The second batch of elephants arrived at the sanctuary last week, following the first group which arrived in April. The 32 animals were all purchased from circuses by philanthropists Mark and Kimbra Walter. Now, these elephants roam freely on the property, often spending days on end in the wild areas of the space before coming back to the barn for human interaction.
The youngest elephant in the sanctuary is eight while the oldest is 75. The average lifespan for an elephant in captivity is 48 years, but their wild counterparts live much longer.
Eventually, the Walters plans to expand their property to 2,500 acres, with enough water holes, forests, and grassland to support an entire elephant herd.

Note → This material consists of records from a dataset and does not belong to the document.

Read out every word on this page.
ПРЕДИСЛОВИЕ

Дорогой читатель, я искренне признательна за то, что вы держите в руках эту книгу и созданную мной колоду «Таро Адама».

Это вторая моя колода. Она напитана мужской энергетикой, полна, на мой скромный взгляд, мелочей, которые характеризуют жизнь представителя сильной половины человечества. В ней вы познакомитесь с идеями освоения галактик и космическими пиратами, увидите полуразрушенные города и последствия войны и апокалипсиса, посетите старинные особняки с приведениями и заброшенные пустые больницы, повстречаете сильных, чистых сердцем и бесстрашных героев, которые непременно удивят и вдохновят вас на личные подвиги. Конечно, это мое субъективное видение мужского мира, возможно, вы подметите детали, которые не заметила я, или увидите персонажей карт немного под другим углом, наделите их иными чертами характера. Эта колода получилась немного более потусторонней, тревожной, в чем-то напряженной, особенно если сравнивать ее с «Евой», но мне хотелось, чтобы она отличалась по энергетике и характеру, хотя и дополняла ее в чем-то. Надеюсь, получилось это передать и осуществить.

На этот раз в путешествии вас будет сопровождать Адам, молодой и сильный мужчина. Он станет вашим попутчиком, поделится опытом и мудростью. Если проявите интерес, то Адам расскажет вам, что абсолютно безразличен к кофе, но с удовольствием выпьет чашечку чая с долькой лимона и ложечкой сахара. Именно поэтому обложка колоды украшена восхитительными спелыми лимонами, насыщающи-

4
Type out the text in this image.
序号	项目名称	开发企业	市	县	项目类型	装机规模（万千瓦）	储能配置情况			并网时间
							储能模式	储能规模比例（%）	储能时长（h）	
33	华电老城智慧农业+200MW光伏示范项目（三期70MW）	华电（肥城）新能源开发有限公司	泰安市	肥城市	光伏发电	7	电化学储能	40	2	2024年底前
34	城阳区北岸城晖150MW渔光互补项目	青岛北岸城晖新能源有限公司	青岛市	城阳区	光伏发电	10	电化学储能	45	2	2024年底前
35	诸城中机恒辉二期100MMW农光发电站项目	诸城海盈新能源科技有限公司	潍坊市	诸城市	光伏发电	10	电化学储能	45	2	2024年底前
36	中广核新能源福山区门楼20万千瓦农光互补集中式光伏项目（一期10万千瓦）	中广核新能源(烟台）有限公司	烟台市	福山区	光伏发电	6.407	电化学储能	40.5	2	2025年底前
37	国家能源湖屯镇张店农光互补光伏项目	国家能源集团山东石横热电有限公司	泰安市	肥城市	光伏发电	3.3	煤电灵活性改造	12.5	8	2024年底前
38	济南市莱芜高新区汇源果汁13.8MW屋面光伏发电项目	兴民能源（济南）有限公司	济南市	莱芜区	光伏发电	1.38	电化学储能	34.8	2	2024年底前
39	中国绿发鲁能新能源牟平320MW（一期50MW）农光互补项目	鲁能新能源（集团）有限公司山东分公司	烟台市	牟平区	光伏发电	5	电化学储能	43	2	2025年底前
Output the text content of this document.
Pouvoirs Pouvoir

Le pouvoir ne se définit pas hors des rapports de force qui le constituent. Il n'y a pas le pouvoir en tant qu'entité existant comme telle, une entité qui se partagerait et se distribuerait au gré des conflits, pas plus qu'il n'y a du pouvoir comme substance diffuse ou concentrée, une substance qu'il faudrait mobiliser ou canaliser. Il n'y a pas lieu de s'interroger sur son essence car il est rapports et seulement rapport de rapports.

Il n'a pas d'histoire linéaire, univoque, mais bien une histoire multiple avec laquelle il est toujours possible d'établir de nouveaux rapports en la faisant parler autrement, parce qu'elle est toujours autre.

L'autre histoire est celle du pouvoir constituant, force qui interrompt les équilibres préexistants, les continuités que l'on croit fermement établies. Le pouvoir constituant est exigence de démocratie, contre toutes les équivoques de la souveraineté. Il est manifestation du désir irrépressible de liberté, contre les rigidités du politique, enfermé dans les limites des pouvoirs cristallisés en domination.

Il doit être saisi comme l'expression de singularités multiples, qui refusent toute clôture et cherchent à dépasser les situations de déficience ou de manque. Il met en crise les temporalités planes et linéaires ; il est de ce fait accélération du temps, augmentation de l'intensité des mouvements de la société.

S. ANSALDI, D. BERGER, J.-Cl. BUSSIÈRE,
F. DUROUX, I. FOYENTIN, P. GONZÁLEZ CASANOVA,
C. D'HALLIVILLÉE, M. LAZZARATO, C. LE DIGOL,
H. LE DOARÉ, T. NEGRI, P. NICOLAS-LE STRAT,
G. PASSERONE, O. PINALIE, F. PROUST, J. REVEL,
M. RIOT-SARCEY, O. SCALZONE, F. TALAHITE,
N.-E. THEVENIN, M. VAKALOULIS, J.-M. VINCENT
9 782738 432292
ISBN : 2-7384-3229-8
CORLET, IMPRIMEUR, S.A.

There is no plan as of yet to open the sanctuary to the public, but the employees and volunteers who helped design and create the sanctuary are excited that these animals will finally get to live in a healthy environment.
Nick Newby, who leads the animal caretaking team, told the Washington Post, “The gentle giants at the sanctuary are ambassadors for elephants in the wild. It’s our duty to make sure that their future is better than their past, and that their tomorrows are better than their yesterdays.”